While describing the delayed trip as a setback, the ministry said it would be most important for the allies to pursue “substantial progress” on denuclearization.
South Korea expects China to continue serving a “constructive role” in international efforts to solve the nuclear crisis and noted that Beijing continues to express commitment to fully implement sanctions against the North, the ministry said.
“It’s most important to maintain a long-term view while maintaining a momentum for dialogue and concentrate diplomatic efforts to faithfully implement the agreements from the summits between South Korea and North Korea and between North Korea and the United States, instead of attaching meaning to each change in the situation,” the statement said.
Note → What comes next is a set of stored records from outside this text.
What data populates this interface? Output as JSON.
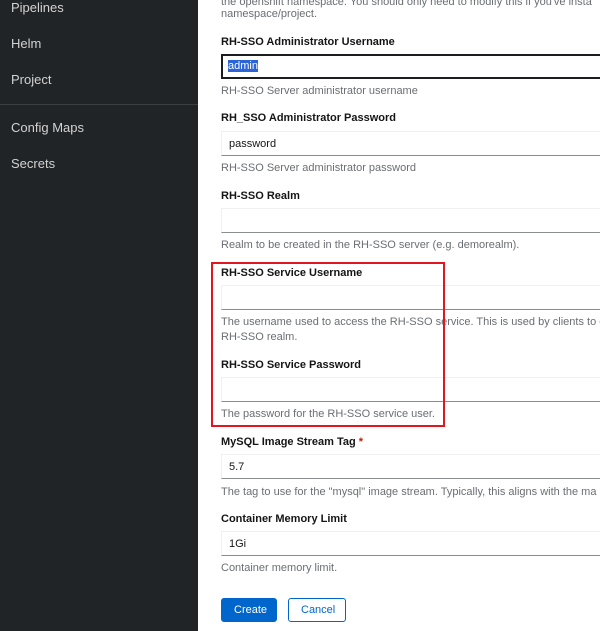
{
  "sidebar": {
    "items": [
      {
        "label": "Pipelines"
      },
      {
        "label": "Helm"
      },
      {
        "label": "Project"
      },
      {
        "label": "Config Maps"
      },
      {
        "label": "Secrets"
      }
    ]
  },
  "form": {
    "top_help_line1": "the openshift namespace. You should only need to modify this if you've insta",
    "top_help_line2": "namespace/project.",
    "admin_username": {
      "label": "RH-SSO Administrator Username",
      "value": "admin",
      "help": "RH-SSO Server administrator username"
    },
    "admin_password": {
      "label": "RH_SSO Administrator Password",
      "value": "password",
      "help": "RH-SSO Server administrator password"
    },
    "realm": {
      "label": "RH-SSO Realm",
      "value": "",
      "help": "Realm to be created in the RH-SSO server (e.g. demorealm)."
    },
    "service_username": {
      "label": "RH-SSO Service Username",
      "value": "",
      "help_line1": "The username used to access the RH-SSO service. This is used by clients to c",
      "help_line2": "RH-SSO realm."
    },
    "service_password": {
      "label": "RH-SSO Service Password",
      "value": "",
      "help": "The password for the RH-SSO service user."
    },
    "mysql_tag": {
      "label": "MySQL Image Stream Tag",
      "required_mark": "*",
      "value": "5.7",
      "help": "The tag to use for the \"mysql\" image stream. Typically, this aligns with the ma"
    },
    "memory_limit": {
      "label": "Container Memory Limit",
      "value": "1Gi",
      "help": "Container memory limit."
    }
  },
  "actions": {
    "create_label": "Create",
    "cancel_label": "Cancel"
  },
  "colors": {
    "sidebar_bg": "#212427",
    "primary": "#0066cc",
    "highlight": "#e1161e"
  }
}
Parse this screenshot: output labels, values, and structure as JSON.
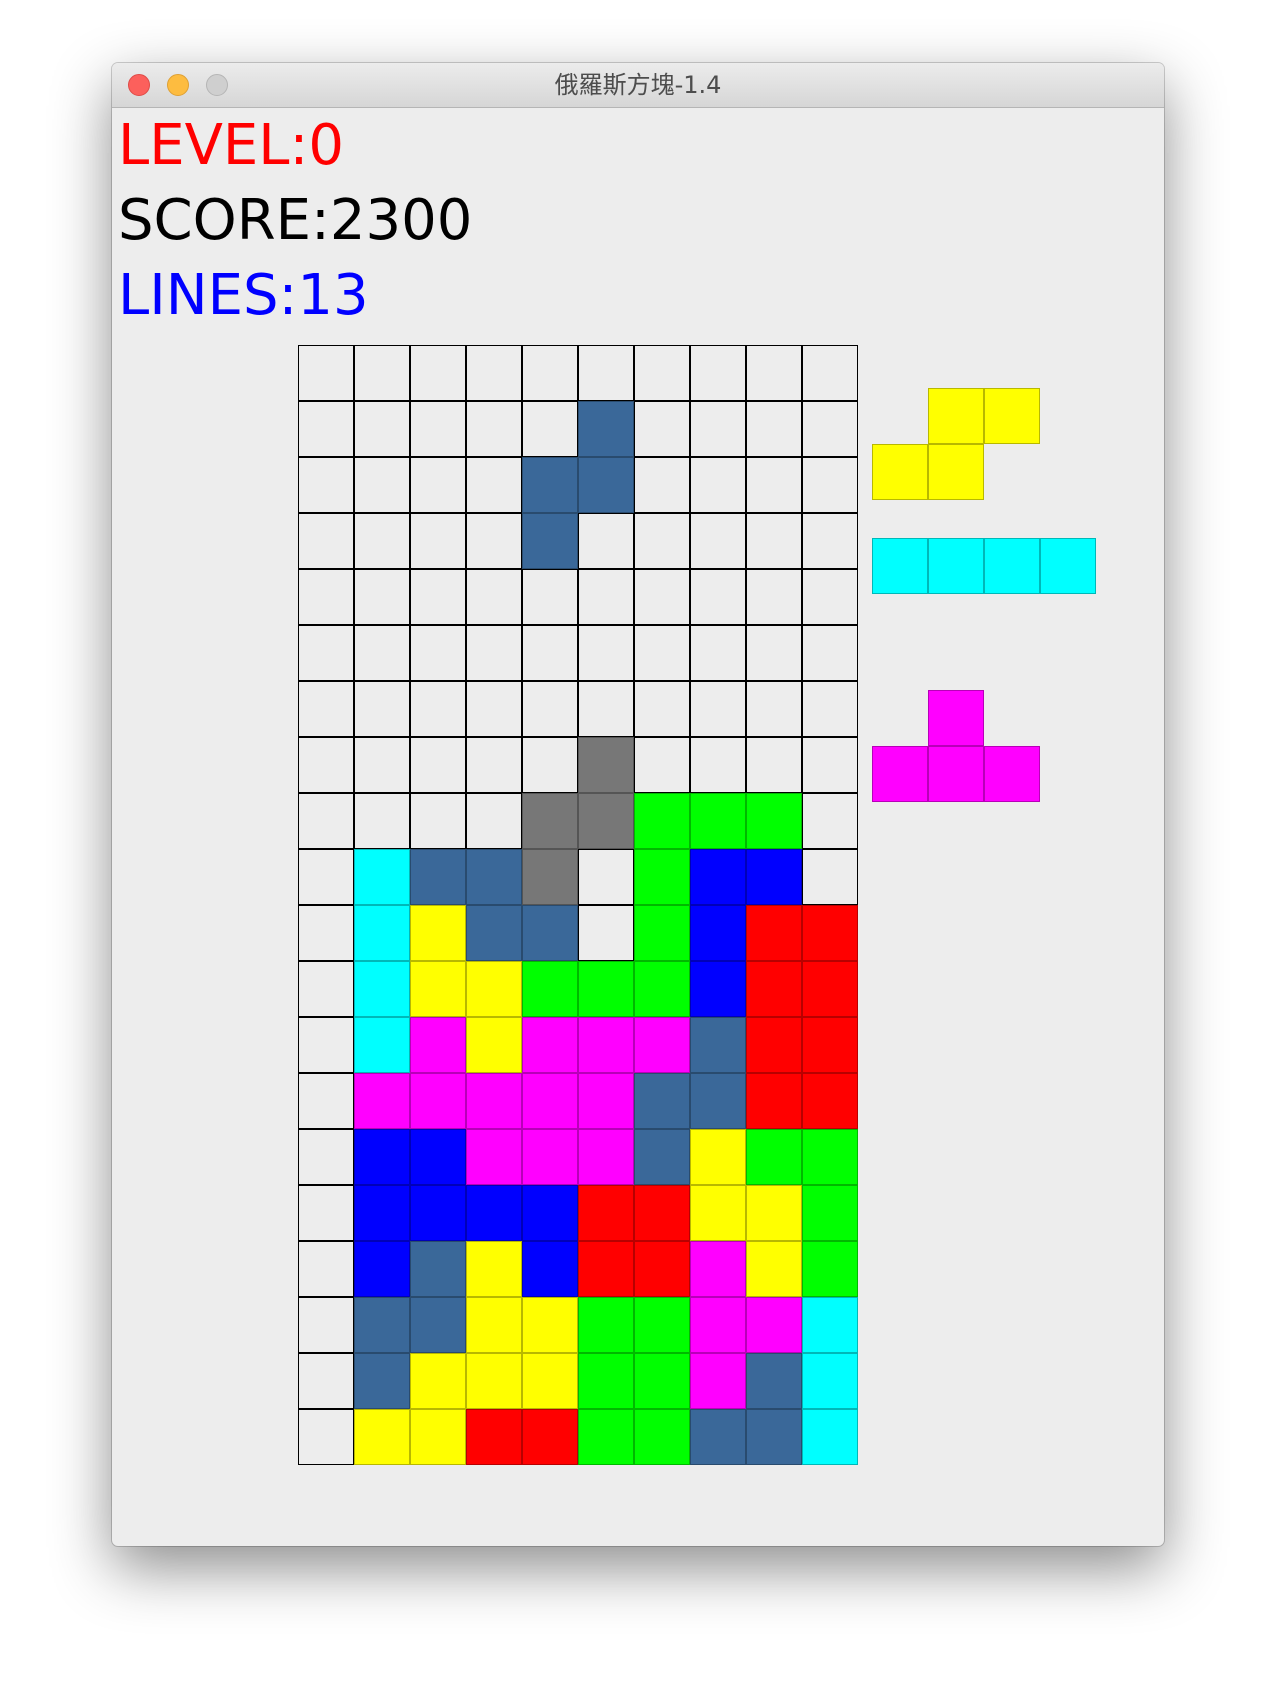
{
  "window": {
    "title": "俄羅斯方塊-1.4"
  },
  "stats": {
    "level": "LEVEL:0",
    "score": "SCORE:2300",
    "lines": "LINES:13",
    "level_color": "#ff0000",
    "score_color": "#000000",
    "lines_color": "#0000ff"
  },
  "palette": {
    "C": "#00ffff",
    "B": "#3a6899",
    "b": "#0000ff",
    "Y": "#ffff00",
    "G": "#00ff00",
    "R": "#ff0000",
    "M": "#ff00ff",
    "D": "#777777"
  },
  "board": {
    "columns": 10,
    "rows": 20,
    "cells": [
      "..........",
      ".....B....",
      "....BB....",
      "....B.....",
      "..........",
      "..........",
      "..........",
      ".....D....",
      "....DDGGG.",
      ".CBBD.Gbb.",
      ".CYBB.GbRR",
      ".CYYGGGbRR",
      ".CMYMMMBRR",
      ".MMMMMBBRR",
      ".bbMMMBYGG",
      ".bbbbRRYYG",
      ".bBYbRRMYG",
      ".BBYYGGMMC",
      ".BYYYGGMBC",
      ".YYRRGGBBC"
    ]
  },
  "next_pieces": [
    {
      "name": "S",
      "rows": [
        ".YY",
        "YY."
      ]
    },
    {
      "name": "I",
      "rows": [
        "CCCC"
      ]
    },
    {
      "name": "T",
      "rows": [
        ".M.",
        "MMM"
      ]
    }
  ]
}
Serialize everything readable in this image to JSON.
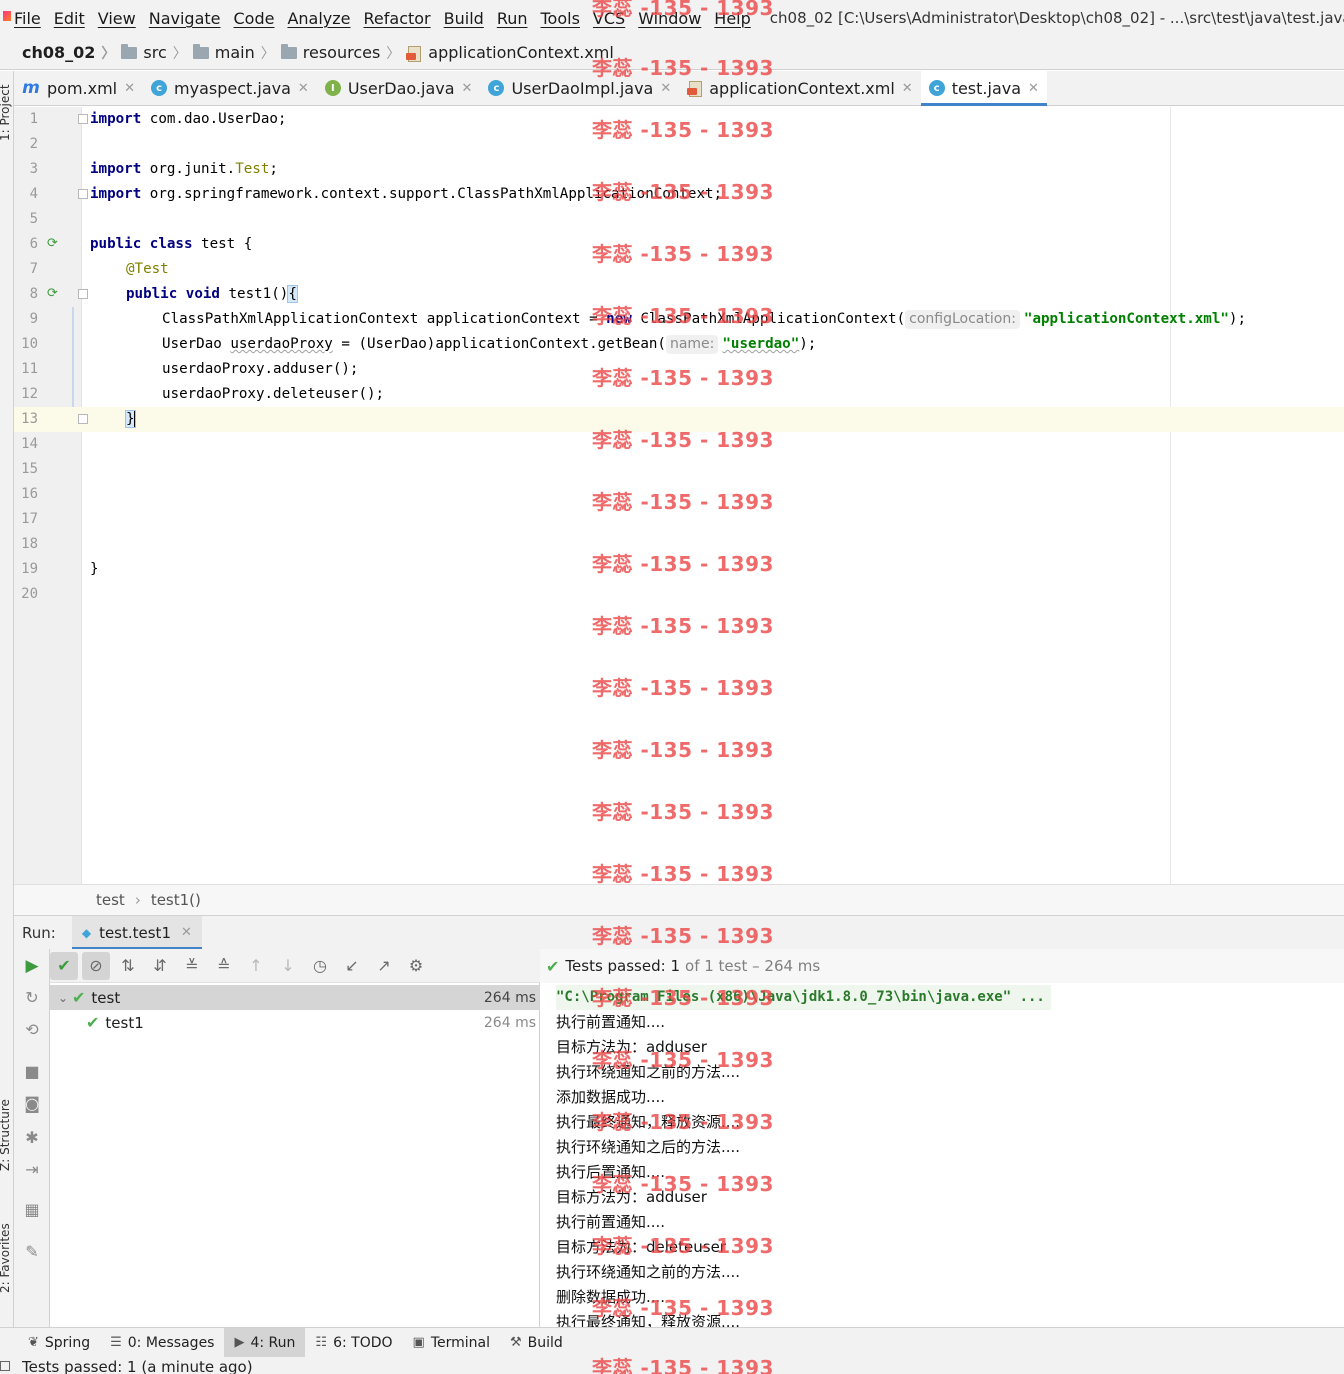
{
  "menu": {
    "items": [
      "File",
      "Edit",
      "View",
      "Navigate",
      "Code",
      "Analyze",
      "Refactor",
      "Build",
      "Run",
      "Tools",
      "VCS",
      "Window",
      "Help"
    ],
    "window_title": "ch08_02 [C:\\Users\\Administrator\\Desktop\\ch08_02] - ...\\src\\test\\java\\test.java -"
  },
  "navbar": {
    "crumbs": [
      "ch08_02",
      "src",
      "main",
      "resources",
      "applicationContext.xml"
    ]
  },
  "tabs": [
    {
      "label": "pom.xml",
      "icon": "maven-icon"
    },
    {
      "label": "myaspect.java",
      "icon": "class-icon"
    },
    {
      "label": "UserDao.java",
      "icon": "interface-icon"
    },
    {
      "label": "UserDaoImpl.java",
      "icon": "class-icon"
    },
    {
      "label": "applicationContext.xml",
      "icon": "xml-icon"
    },
    {
      "label": "test.java",
      "icon": "class-icon",
      "active": true
    }
  ],
  "left_strip": {
    "project": "1: Project",
    "structure": "Z: Structure",
    "favorites": "2: Favorites"
  },
  "editor": {
    "line_numbers": [
      "1",
      "2",
      "3",
      "4",
      "5",
      "6",
      "7",
      "8",
      "9",
      "10",
      "11",
      "12",
      "13",
      "14",
      "15",
      "16",
      "17",
      "18",
      "19",
      "20"
    ],
    "code": {
      "l1_kw": "import",
      "l1_rest": " com.dao.UserDao;",
      "l3_kw": "import",
      "l3_rest": " org.junit.",
      "l3_ann": "Test",
      "l3_end": ";",
      "l4_kw": "import",
      "l4_rest": " org.springframework.context.support.ClassPathXmlApplicationContext;",
      "l6_kw": "public class",
      "l6_rest": " test {",
      "l7_ann": "@Test",
      "l8_kw": "public void",
      "l8_rest": " test1()",
      "l8_brace": "{",
      "l9_pre": "ClassPathXmlApplicationContext applicationContext = ",
      "l9_kw": "new",
      "l9_mid": " ClassPathXmlApplicationContext(",
      "l9_hint": "configLocation:",
      "l9_str": "\"applicationContext.xml\"",
      "l9_end": ");",
      "l10_pre": "UserDao ",
      "l10_var": "userdaoProxy",
      "l10_mid": " = (UserDao)applicationContext.getBean(",
      "l10_hint": "name:",
      "l10_str": "\"userdao\"",
      "l10_end": ");",
      "l11": "userdaoProxy.adduser();",
      "l12": "userdaoProxy.deleteuser();",
      "l13": "}",
      "l19": "}"
    },
    "breadcrumbs": [
      "test",
      "test1()"
    ]
  },
  "run": {
    "label": "Run:",
    "tab_label": "test.test1",
    "status_prefix": "Tests passed:",
    "status_count": "1",
    "status_rest": "of 1 test – 264 ms",
    "tree": [
      {
        "label": "test",
        "time": "264 ms"
      },
      {
        "label": "test1",
        "time": "264 ms"
      }
    ],
    "console": [
      "\"C:\\Program Files (x86)\\Java\\jdk1.8.0_73\\bin\\java.exe\" ...",
      "执行前置通知....",
      "目标方法为：adduser",
      "执行环绕通知之前的方法....",
      "添加数据成功....",
      "执行最终通知，释放资源....",
      "执行环绕通知之后的方法....",
      "执行后置通知....",
      "目标方法为：adduser",
      "执行前置通知....",
      "目标方法为：deleteuser",
      "执行环绕通知之前的方法....",
      "删除数据成功....",
      "执行最终通知，释放资源...."
    ]
  },
  "tool_tabs": [
    {
      "label": "Spring",
      "icon": "spring-icon"
    },
    {
      "label": "0: Messages",
      "icon": "messages-icon"
    },
    {
      "label": "4: Run",
      "icon": "run-icon",
      "active": true
    },
    {
      "label": "6: TODO",
      "icon": "todo-icon"
    },
    {
      "label": "Terminal",
      "icon": "terminal-icon"
    },
    {
      "label": "Build",
      "icon": "build-icon"
    }
  ],
  "statusbar": {
    "text": "Tests passed: 1 (a minute ago)"
  },
  "watermark": {
    "text": "李蕊 -135 - 1393"
  },
  "colors": {
    "accent": "#4083c9",
    "success": "#4caf50",
    "watermark": "#eb4646"
  }
}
“While we consider the delay of the visit to North Korea as unfortunate, we believe it’s most important for the North Korea-US dialogue including Secretary Pompeo’s visits to North Korea to contribute to substantial progress in complete denuclearization and the establishment of a permanent peace regime in the Korean Peninsula.”
South Korean Foreign Minister Kang Kyung-hwa spoke with Pompeo over the phone and agreed that the allies should work to keep the atmosphere of dialogue alive, it said.
Trump’s surprise announcement appeared to mark a concession by the president to widespread concerns that his prior claims of world-altering progress on the Korean Peninsula had been strikingly premature.
Ending a period of animosity over North Korea’s nuclear and missile development, Trump made history by meeting North Korean leader Kim Jong Un in Singapore in June.
But the meeting only produced a vague statement on a nuclear-free peninsula without describing how and when it would occur.
Post-summit nuclear talks got off to a rocky start, with North Korea accusing the United States of making unilateral demands on denuclearization.
The North has been demanding that the United States ease or lift the sanctions that are crippling its economy.
It also wants the United States to fast-track discussions to formally declare an end the 1950-53 Korean War, which stopped on an armistice and not a peace treaty, leaving the peninsula technically at war.
Pompeo and other administration officials have suggested some concessions short of easing or lifting sanctions are possible before verified denuclearization, but have refused to be specific about what they could be.